Bob Books

No. 9
- Position: Fullback

Personal information
- Born: March 1, 1903
- Died: April 4, 1958 (aged 55)
- Listed height: 5 ft 11 in (1.80 m)
- Listed weight: 190 lb (86 kg)

Career information
- High school: Mercersburg Academy (Mercersburg, Pennsylvania)
- College: Dickinson

Career history
- Frankford Yellow Jackets (1926);

Awards and highlights
- NFL champion (1926);
- Stats at Pro Football Reference

= Bob Books (American football) =

American football player (1903–1958)

Robert Garfield Books (March 1, 1903 – April 4, 1958) was an American football fullback who played one season with the Frankford Yellow Jackets of the National Football League (NFL).
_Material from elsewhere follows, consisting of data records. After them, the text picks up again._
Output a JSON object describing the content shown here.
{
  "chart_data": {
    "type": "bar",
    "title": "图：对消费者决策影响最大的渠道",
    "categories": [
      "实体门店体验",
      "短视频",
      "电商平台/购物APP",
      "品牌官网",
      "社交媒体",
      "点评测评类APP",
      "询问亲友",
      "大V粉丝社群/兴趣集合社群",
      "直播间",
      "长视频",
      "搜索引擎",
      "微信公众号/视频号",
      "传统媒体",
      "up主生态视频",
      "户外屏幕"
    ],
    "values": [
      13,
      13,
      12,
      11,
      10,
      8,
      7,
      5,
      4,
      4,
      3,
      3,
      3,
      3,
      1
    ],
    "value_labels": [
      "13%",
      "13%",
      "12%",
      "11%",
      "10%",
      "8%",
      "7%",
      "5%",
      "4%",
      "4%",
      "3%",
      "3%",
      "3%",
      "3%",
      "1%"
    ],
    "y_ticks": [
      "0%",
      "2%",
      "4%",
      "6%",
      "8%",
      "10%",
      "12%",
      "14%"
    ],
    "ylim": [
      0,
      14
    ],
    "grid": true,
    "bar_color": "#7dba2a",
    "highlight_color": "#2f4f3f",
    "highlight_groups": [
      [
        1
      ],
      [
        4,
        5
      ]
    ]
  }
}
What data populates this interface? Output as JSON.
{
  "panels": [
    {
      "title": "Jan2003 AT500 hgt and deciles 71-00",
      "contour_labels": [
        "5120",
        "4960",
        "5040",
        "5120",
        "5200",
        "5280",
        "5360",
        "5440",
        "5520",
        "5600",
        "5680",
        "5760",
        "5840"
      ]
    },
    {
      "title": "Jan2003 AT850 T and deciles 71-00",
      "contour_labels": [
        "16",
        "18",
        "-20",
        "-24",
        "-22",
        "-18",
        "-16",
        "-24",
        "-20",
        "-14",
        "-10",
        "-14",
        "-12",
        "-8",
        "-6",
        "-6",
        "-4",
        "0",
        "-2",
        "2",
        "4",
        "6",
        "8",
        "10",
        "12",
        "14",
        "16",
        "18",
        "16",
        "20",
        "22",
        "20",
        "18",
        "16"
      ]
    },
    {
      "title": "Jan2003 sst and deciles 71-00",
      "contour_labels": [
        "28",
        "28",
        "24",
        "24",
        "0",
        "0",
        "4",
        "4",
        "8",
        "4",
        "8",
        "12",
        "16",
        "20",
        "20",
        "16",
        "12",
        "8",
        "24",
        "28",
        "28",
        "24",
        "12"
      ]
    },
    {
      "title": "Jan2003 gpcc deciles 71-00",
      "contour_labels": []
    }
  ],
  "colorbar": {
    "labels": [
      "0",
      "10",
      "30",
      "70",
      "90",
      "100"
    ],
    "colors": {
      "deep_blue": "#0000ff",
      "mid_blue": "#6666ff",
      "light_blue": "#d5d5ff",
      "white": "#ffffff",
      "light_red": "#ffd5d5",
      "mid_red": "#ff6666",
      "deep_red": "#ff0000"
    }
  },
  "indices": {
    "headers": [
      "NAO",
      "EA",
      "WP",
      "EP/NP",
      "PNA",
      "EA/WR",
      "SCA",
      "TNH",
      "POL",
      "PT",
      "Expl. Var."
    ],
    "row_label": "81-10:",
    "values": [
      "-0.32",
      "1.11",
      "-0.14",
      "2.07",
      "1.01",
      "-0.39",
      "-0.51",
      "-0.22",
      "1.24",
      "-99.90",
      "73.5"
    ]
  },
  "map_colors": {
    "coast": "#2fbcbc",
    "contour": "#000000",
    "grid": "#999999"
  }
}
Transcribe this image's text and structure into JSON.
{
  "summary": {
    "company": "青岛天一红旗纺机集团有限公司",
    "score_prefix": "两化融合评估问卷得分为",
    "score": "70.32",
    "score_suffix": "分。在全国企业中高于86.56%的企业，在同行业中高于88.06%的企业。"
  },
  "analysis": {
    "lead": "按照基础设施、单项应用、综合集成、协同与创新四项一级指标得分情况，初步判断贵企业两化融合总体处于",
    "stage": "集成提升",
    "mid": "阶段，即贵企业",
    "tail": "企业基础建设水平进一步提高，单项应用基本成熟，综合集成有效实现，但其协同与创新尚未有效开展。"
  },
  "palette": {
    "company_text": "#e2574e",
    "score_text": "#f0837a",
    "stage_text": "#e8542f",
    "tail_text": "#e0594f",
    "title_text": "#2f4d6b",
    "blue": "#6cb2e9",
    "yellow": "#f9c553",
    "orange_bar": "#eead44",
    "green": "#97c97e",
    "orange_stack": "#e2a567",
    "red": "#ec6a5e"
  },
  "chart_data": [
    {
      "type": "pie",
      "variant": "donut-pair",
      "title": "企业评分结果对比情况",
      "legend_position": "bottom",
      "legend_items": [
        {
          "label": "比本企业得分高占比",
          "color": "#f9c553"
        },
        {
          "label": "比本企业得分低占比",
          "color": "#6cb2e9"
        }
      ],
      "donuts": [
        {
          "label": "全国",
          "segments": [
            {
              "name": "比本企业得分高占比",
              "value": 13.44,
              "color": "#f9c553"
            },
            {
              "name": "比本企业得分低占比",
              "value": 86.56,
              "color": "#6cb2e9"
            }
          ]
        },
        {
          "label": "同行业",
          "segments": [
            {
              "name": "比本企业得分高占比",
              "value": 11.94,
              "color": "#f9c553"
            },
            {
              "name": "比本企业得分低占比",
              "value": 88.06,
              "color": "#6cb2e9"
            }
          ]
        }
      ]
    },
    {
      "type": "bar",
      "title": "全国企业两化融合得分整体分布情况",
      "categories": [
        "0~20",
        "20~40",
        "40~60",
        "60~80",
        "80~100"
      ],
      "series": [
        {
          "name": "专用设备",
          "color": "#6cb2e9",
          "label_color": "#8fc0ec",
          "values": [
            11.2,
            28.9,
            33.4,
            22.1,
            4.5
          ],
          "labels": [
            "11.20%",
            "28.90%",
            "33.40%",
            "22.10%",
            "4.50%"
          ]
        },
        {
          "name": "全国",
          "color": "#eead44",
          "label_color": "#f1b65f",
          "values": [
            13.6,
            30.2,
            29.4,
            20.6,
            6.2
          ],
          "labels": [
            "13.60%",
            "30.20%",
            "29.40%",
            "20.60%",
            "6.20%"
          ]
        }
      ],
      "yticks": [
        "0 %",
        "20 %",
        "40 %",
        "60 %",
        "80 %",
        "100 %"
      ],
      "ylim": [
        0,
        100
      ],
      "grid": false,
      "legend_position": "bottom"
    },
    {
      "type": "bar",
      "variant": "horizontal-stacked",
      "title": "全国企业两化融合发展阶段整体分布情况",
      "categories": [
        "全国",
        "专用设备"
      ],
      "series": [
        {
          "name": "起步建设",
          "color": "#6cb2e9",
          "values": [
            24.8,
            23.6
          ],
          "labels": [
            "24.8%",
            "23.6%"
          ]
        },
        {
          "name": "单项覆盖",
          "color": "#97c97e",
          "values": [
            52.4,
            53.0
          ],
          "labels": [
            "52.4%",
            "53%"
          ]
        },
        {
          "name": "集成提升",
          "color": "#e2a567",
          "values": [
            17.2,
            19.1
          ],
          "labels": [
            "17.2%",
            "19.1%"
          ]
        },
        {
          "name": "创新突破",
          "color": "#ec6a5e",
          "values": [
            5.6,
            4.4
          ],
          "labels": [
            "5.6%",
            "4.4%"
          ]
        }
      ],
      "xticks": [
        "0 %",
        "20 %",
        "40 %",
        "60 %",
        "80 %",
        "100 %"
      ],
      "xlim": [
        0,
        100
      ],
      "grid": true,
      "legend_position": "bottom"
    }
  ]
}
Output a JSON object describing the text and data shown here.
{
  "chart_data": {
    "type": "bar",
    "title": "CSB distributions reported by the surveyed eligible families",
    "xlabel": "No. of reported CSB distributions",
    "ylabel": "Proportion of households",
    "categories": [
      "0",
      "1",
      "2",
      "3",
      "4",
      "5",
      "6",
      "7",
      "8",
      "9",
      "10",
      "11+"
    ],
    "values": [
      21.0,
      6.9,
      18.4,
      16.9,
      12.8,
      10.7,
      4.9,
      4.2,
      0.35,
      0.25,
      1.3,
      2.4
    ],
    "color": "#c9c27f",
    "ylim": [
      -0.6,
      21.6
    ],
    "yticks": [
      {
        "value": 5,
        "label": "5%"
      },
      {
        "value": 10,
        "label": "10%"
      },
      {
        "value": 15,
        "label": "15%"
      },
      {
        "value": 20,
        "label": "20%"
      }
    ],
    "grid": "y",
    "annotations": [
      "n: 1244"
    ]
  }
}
He played college football at Dickinson College.

==Early life==
Books was from Harrisburg, Pennsylvania and first enrolled at Harrisburg Technical High School before transferring to Mercersburg Academy. He was part of the 1919 Harrisburg Tech High School Football National Championship team.

==College career==
Books played for the Dickinson Red Devils, where he was named team captain in 1925.

==Professional career==
Books played in four games for the Frankford Yellow Jackets of the NFL in 1926.